The results of the study indicated that the average particle size of the G4 and G5 nanocomposites was 200 nm and 224.8 nm, respectively. The polydispersity index values were 0.05 for G4 and 0.300 for G5, while the zeta potential values were 11.54 mV for G4 and 4.26 mV for G5 PAMAM dendrimers. These measurements provide insights into the size distribution and surface charge of the dendrimer formulations.

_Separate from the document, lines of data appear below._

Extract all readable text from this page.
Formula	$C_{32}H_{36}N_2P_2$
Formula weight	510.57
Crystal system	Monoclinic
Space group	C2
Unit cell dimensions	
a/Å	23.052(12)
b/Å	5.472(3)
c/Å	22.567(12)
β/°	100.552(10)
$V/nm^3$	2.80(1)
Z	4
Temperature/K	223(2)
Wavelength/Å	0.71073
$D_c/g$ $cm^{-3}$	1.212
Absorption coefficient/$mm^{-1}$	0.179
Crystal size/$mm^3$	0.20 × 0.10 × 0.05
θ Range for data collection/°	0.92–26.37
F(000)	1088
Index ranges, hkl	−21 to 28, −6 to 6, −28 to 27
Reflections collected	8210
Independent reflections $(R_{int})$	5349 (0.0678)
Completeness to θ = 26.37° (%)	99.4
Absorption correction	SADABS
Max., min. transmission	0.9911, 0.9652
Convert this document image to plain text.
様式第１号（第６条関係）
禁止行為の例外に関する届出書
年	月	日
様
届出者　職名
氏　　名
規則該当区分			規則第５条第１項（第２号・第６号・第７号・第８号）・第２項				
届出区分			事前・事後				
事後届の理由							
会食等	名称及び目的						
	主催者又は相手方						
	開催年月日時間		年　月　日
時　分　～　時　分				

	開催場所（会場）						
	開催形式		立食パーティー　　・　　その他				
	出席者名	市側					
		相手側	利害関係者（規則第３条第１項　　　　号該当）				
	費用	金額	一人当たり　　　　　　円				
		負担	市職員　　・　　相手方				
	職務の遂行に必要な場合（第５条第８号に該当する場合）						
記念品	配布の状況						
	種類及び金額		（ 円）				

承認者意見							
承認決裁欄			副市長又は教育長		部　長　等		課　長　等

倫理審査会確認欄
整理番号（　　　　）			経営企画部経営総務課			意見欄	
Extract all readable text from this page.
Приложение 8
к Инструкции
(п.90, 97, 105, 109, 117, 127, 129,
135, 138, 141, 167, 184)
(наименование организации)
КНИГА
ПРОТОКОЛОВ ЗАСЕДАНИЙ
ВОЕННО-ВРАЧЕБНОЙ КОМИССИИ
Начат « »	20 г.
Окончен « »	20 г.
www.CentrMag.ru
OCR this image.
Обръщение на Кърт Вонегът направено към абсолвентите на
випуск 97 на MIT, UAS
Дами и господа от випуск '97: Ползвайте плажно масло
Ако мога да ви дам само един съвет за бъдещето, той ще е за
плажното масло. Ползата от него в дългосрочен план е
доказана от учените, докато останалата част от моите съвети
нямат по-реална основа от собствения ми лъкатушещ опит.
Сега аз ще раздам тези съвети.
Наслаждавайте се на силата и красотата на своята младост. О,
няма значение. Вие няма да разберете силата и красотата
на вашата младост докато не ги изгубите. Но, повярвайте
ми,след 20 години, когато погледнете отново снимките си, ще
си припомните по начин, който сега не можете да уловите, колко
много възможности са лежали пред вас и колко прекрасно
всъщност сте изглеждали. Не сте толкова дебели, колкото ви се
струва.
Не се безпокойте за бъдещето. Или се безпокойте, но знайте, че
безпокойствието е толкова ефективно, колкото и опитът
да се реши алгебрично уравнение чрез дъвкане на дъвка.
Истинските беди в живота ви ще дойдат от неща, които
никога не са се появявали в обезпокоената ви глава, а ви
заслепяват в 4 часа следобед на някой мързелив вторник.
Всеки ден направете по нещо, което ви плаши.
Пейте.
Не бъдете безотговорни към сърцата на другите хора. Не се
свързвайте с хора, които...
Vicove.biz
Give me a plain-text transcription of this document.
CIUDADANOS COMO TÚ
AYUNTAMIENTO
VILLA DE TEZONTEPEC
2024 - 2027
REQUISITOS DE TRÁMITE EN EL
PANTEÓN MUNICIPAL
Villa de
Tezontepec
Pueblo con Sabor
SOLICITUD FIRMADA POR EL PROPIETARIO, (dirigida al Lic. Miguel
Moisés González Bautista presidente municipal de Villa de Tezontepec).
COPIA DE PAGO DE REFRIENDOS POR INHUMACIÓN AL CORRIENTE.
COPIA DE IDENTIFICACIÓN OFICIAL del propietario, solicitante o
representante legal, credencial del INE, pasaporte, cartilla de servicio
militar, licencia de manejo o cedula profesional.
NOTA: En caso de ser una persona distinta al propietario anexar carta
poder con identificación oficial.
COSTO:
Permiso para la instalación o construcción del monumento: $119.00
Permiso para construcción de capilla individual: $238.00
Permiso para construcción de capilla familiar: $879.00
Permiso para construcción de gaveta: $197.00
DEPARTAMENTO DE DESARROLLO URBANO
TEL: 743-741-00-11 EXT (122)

Furthermore, the study compared the in vitro antiproliferative activity of the cationic G4 erlotinib-loaded dendrimer, neutral G5 erlotinib-loaded dendrimers, and erlotinib alone. The results demonstrated that the cationic G4 erlotinib-loaded dendrimer exhibited greater selectivity and higher antiproliferative activity against A549 lung cells, a type of human lung adenocarcinoma cell line, compared to the neutral G5 erlotinib-loaded dendrimers and erlotinib used alone. This suggests that the cationic G4 dendrimer formulation could potentially serve as a targeted and sustained-release carrier for erlotinib in the treatment of lung cancer.

In summary, the study showed that the cationic G4 PAMAM dendrimer formulation had favorable characteristics for drug delivery, such as smaller particle size, lower polydispersity index, and higher zeta potential. Moreover, this formulation demonstrated enhanced antiproliferative activity against lung cancer cells when loaded with erlotinib. These findings highlight the potential of utilizing cationic G4 dendrimers as an effective strategy for targeted and sustained-release delivery of erlotinib in lung cancer treatment.